Ursa 2: Elevating speech recognition across 50+ languages

Ursa 2 has landed

Speechmatics has released Ursa 2, our latest generation of speech recognition models, and with a major advancement in accuracy across all of our supported languages.

It represents a significant step forward from our previous generation, which themselves were industry leading across a diverse range of languages, dialects and accents:

Ursa 2 achieved an 18% reduction in word error rate (WER) across 50 languages compared to our previous Ursa model.
Our global Arabic language pack has undergone significant improvements, outperforming competitors across all dialects, including Egypt, Gulf, Levant and Modern Standard Arabic.
We’ve added Irish and Maltese to our offerings, ensuring coverage of all 24 major European languages.
We've reduced latency in our real-time transcription to <1 second, all while maintaining industry-leading accuracy.

Accuracy - the foundation for value

We have spoken before about the importance of accuracy, but it is worth restating.

Speech recognition and technology is often ‘foundational’ – applications, products and features are often built ‘on top’ of text generated from audio.

This means that errors in transcription can be spread within any system built on top of it, and the errors can compound. This is vital across industries, from media captioning and intelligence through to the newest generation of conversational AI agents and assistants.

Solid foundations, and highly accurate ASR are therefore vital to building valuable technology with speech as part of its stack. This is especially important for technology designed for industries that rely of technical terms and jargon, and where close enough is not good enough.

This solidity cannot be restricted to English spoken in a narrow range of accents – for us, consistency in our accuracy is key. We aim to provide speech technology that can be trusted, no matter the language, dialect, accent or noise environment.

How we approach the build of our models

The latest Ursa 2 models have continued our development of self-supervised learning (SSL) models.

This approach continues to give us huge benefits when faced with a bottleneck in the amount of labelled data available to us. In simple terms, there simply isn’t enough human-transcribed audio to cover every language, accent and dialect to guarantee high accuracy using supervised learning approaches to ASR.

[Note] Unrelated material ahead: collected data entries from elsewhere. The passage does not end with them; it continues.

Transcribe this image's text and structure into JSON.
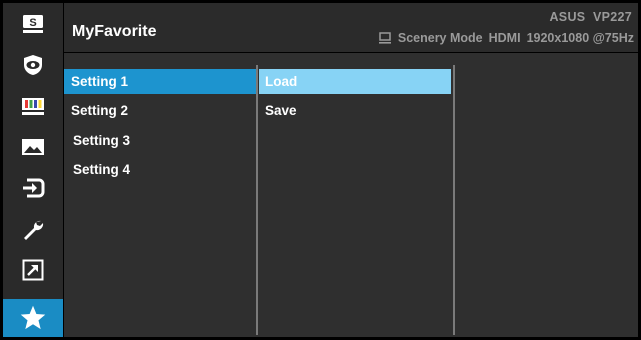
{
  "header": {
    "title": "MyFavorite",
    "model": "ASUS  VP227",
    "mode": "Scenery Mode",
    "input": "HDMI",
    "resolution": "1920x1080 @75Hz"
  },
  "sidebar": {
    "items": [
      {
        "icon": "splendid-icon",
        "label": "S",
        "active": false
      },
      {
        "icon": "eye-care-icon",
        "active": false
      },
      {
        "icon": "color-icon",
        "active": false
      },
      {
        "icon": "image-icon",
        "active": false
      },
      {
        "icon": "input-select-icon",
        "active": false
      },
      {
        "icon": "system-setup-icon",
        "active": false
      },
      {
        "icon": "shortcut-icon",
        "active": false
      },
      {
        "icon": "my-favorite-icon",
        "active": true
      }
    ]
  },
  "menu": {
    "items": [
      "Setting 1",
      "Setting 2",
      "Setting 3",
      "Setting 4"
    ],
    "selected": "Setting 1"
  },
  "submenu": {
    "items": [
      "Load",
      "Save"
    ],
    "selected": "Load"
  },
  "colors": {
    "active_icon_bg": "#1a8cc4",
    "menu_selected": "#1d94cf",
    "submenu_selected": "#87d3f5",
    "panel_bg": "#2f2f2f",
    "header_bg": "#2b2b2b",
    "muted_text": "#9a9a9a"
  }
}
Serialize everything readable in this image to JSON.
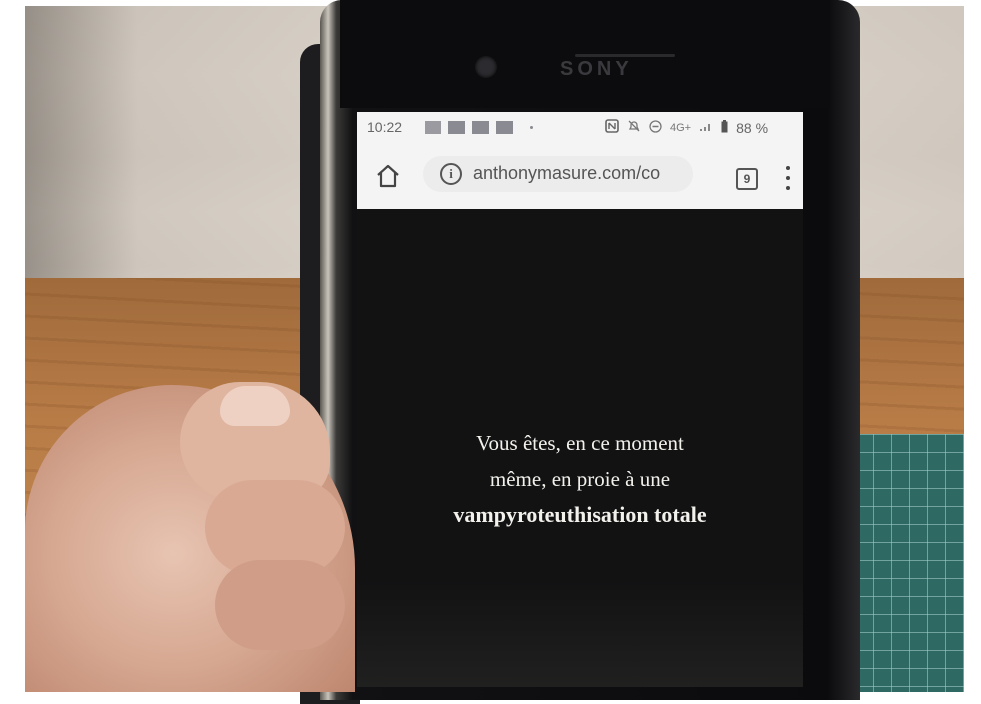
{
  "status_bar": {
    "time": "10:22",
    "battery": "88 %",
    "network": "4G+"
  },
  "browser": {
    "url": "anthonymasure.com/co",
    "tab_count": "9"
  },
  "page": {
    "line1": "Vous êtes, en ce moment",
    "line2": "même, en proie à une",
    "line3": "vampyroteuthisation totale"
  },
  "phone": {
    "brand": "SONY"
  },
  "icons": [
    "home-icon",
    "info-icon",
    "tab-switcher-icon",
    "overflow-menu-icon",
    "nfc-icon",
    "notifications-off-icon",
    "do-not-disturb-icon",
    "signal-icon",
    "battery-icon"
  ]
}
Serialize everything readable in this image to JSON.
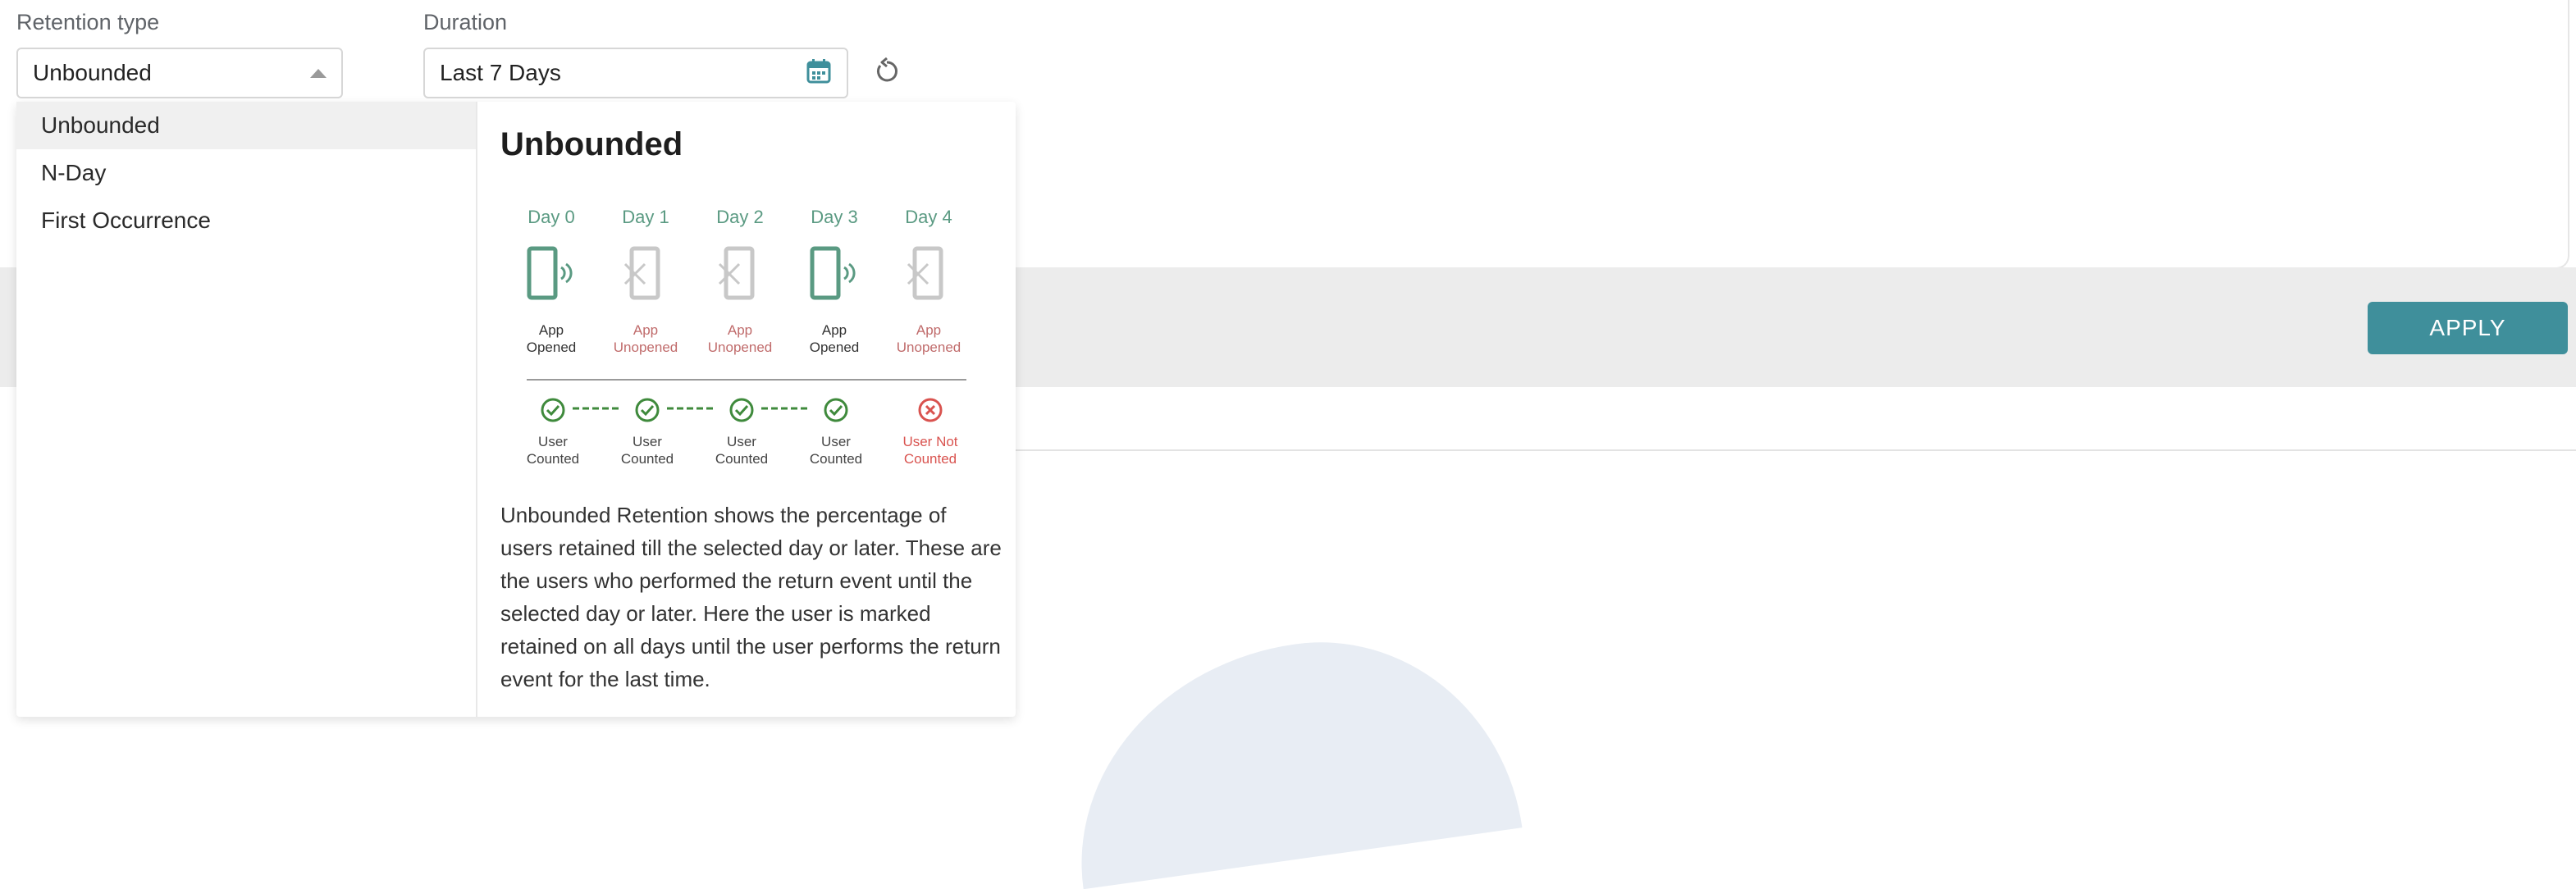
{
  "filters": {
    "retention_label": "Retention type",
    "retention_value": "Unbounded",
    "duration_label": "Duration",
    "duration_value": "Last 7 Days"
  },
  "apply_label": "APPLY",
  "dropdown": {
    "options": [
      "Unbounded",
      "N-Day",
      "First Occurrence"
    ],
    "selected_index": 0
  },
  "preview": {
    "title": "Unbounded",
    "days": [
      "Day 0",
      "Day 1",
      "Day 2",
      "Day 3",
      "Day 4"
    ],
    "events": [
      {
        "line1": "App",
        "line2": "Opened",
        "state": "opened"
      },
      {
        "line1": "App",
        "line2": "Unopened",
        "state": "unopened"
      },
      {
        "line1": "App",
        "line2": "Unopened",
        "state": "unopened"
      },
      {
        "line1": "App",
        "line2": "Opened",
        "state": "opened"
      },
      {
        "line1": "App",
        "line2": "Unopened",
        "state": "unopened"
      }
    ],
    "counted": [
      {
        "line1": "User",
        "line2": "Counted",
        "state": "yes"
      },
      {
        "line1": "User",
        "line2": "Counted",
        "state": "yes"
      },
      {
        "line1": "User",
        "line2": "Counted",
        "state": "yes"
      },
      {
        "line1": "User",
        "line2": "Counted",
        "state": "yes"
      },
      {
        "line1": "User Not",
        "line2": "Counted",
        "state": "no"
      }
    ],
    "description": "Unbounded Retention shows the percentage of users retained till the selected day or later. These are the users who performed the return event until the selected day or later. Here the user is marked retained on all days until the user performs the return event for the last time."
  },
  "icons": {
    "select_caret": "caret-up-icon",
    "calendar": "calendar-icon",
    "reset": "reset-icon",
    "phone_opened": "phone-opened-icon",
    "phone_unopened": "phone-unopened-icon",
    "check": "check-circle-icon",
    "cross": "cross-circle-icon"
  },
  "colors": {
    "accent": "#3f8f9b",
    "green": "#5a9a82",
    "unopened_text": "#c06b6b",
    "not_counted": "#d9534f",
    "grey_icon": "#c8c8c8"
  }
}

Our SSL approach allows us to pre-train our models, by first immersing them in huge quantities of unlabelled data. Then, we couple this with more targeted training for a specific language, allowing us to reach high levels of accuracy, even if there is not thousands of hours of labelled data for that language.

A good analogy is that of a child learning a language.

When we are little, we do not receive formal language lessons (which here is the equivalent of received labelled data). Instead we simply are surrounded by people speaking and communicating with us and each other. Eventually, we spot patterns, imitate sounds ourselves and learn our first language like this.

Now imagine a child genius (think of Matilda as penned by Roald Dahl). Now, drop off Matilda at a large language school in a metropolitan area with hundreds of classrooms filled with students talking the world’s languages and return a few months later.

You can imagine that Matilda, despite not being enrolled in any formal classes, will have wandered the halls and by dropping into dozens of classes, over time will have not only picked up most of the languages spoken, but also have been able to spot patterns and commonalities between the languages, even if she hadn’t been taught this. You can well imagine that after this, Matilda would be able to learn new languages (even ones not taught at our fictional language school) incredibly quickly.

This is what we have done here at Speechmatics. This ‘pre-training’ gives us a huge head start with learning new languages, but also ensures we can achieve high accuracy across different languages and dialects.

For Ursa 2, we upped the amount of pre-training we have done, and increased the size of our ‘body model’.

We have combined this with other enhancements, including a complete shift over to GPU inference, and further reduction in our live transcription latency.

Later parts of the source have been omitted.